In his current work complex, Bitzer turns his attention to one of the most fascinating literary figures of the early twentieth century, the Portuguese Fernando Pessoa. During his life, Pessoa developed numerous fictitious authors—so-called heteronyms—who, according to their respective socialization, presented themselves with quite diverse styles of writing. For Bitzer, the lyricist and poet functions as a thematic framework from which individual works repeatedly emerge. A series of lead-pencil drawings features individual portraits and scenes from the writer's social environment which fill their formats and are overlaid with geometric patterns of increasing complexity. Behind the clearly contoured surface pattern with an Op Art quality, the objective picture disintegrates into individual fragments like a kaleidoscope.

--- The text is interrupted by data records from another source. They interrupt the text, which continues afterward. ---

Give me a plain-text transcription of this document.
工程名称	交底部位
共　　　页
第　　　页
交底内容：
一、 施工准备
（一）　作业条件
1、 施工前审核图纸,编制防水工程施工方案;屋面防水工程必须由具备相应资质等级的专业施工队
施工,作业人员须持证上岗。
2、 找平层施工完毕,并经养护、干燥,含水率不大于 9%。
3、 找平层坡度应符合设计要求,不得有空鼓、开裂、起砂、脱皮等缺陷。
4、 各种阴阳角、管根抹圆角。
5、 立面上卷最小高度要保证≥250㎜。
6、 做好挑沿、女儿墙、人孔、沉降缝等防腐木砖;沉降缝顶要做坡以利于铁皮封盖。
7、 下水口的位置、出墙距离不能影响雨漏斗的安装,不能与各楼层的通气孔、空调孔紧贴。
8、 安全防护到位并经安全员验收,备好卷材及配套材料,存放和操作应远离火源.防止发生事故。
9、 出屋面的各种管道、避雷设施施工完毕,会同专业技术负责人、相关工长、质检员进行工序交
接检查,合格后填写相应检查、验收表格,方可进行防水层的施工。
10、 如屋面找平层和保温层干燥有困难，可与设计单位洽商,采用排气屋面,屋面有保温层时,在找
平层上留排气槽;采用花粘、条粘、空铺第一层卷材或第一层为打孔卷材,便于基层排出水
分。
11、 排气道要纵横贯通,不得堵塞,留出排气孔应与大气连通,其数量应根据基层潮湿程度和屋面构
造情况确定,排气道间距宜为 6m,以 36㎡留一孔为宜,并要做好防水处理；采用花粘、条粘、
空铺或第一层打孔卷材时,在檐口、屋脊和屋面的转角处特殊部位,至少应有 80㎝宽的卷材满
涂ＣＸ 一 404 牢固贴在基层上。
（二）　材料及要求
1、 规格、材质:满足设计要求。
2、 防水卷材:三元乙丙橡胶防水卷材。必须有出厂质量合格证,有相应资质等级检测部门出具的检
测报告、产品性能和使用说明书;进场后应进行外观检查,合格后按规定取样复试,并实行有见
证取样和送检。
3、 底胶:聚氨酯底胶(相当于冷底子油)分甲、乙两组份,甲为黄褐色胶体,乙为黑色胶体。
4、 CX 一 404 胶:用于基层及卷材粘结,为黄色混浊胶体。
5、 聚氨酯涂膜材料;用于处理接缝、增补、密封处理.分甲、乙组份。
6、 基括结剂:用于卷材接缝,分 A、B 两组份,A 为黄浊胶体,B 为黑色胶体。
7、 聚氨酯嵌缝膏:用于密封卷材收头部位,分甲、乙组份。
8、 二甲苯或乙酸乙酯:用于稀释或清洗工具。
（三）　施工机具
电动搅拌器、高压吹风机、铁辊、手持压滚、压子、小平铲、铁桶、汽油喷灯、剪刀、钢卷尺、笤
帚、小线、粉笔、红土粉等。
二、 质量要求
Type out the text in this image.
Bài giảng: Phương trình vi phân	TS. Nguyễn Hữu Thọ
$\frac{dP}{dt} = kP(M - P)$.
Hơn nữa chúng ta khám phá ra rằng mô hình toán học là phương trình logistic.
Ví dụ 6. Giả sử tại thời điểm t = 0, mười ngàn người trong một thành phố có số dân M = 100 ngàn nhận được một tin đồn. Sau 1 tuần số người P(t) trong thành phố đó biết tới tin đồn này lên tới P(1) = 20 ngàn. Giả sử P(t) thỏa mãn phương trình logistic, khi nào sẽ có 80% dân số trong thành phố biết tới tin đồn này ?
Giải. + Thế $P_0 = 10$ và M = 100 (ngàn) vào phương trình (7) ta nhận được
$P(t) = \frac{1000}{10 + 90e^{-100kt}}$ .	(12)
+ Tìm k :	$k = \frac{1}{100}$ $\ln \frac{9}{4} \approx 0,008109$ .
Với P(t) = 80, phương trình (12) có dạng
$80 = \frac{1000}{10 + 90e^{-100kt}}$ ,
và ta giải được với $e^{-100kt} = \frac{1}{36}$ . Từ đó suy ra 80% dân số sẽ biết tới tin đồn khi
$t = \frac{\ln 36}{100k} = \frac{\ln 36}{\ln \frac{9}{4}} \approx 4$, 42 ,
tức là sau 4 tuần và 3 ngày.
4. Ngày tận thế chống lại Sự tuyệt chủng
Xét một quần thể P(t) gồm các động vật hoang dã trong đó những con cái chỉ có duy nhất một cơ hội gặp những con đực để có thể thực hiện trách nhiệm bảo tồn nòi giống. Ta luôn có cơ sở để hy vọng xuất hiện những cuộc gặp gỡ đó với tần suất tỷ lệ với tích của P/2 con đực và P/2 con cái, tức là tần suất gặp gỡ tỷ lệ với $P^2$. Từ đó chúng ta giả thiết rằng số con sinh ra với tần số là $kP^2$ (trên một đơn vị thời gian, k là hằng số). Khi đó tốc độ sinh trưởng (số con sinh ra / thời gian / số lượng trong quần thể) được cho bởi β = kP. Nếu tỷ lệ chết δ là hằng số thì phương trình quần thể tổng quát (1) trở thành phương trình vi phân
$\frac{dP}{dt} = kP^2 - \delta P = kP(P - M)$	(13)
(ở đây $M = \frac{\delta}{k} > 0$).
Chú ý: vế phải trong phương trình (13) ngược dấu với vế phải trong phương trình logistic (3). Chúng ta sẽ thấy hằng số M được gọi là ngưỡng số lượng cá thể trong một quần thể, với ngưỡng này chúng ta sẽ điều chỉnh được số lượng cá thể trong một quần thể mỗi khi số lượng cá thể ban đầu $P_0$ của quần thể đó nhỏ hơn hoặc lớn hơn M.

The creation and destruction of forms, the processes of subtraction and addition give rise to figures which oscillate between abstraction and objectivity and display their ambivalent consistency in a subtle manner. The dissolution of objective representation culminates in a series of sculptures whose circling arcs and spirals are completely detached from any type of depiction. This atmospheric intensification of a subjective approach as well as the melting away of concrete points of reference perhaps corresponds to the impalpability of the person Pessoa more than do any documentary portrayals. While the metal sculpture constructed in strict geometry points to Pessoa through textual fragments, the amorphous wire sculptures take on the smoke-like formations of large-scale painting. Matthias Bitzer thereby achieves a circularly structured investigation which moves continuously within the dynamic field alternating between absence and presence, communication and reticence, precision and ambiguity.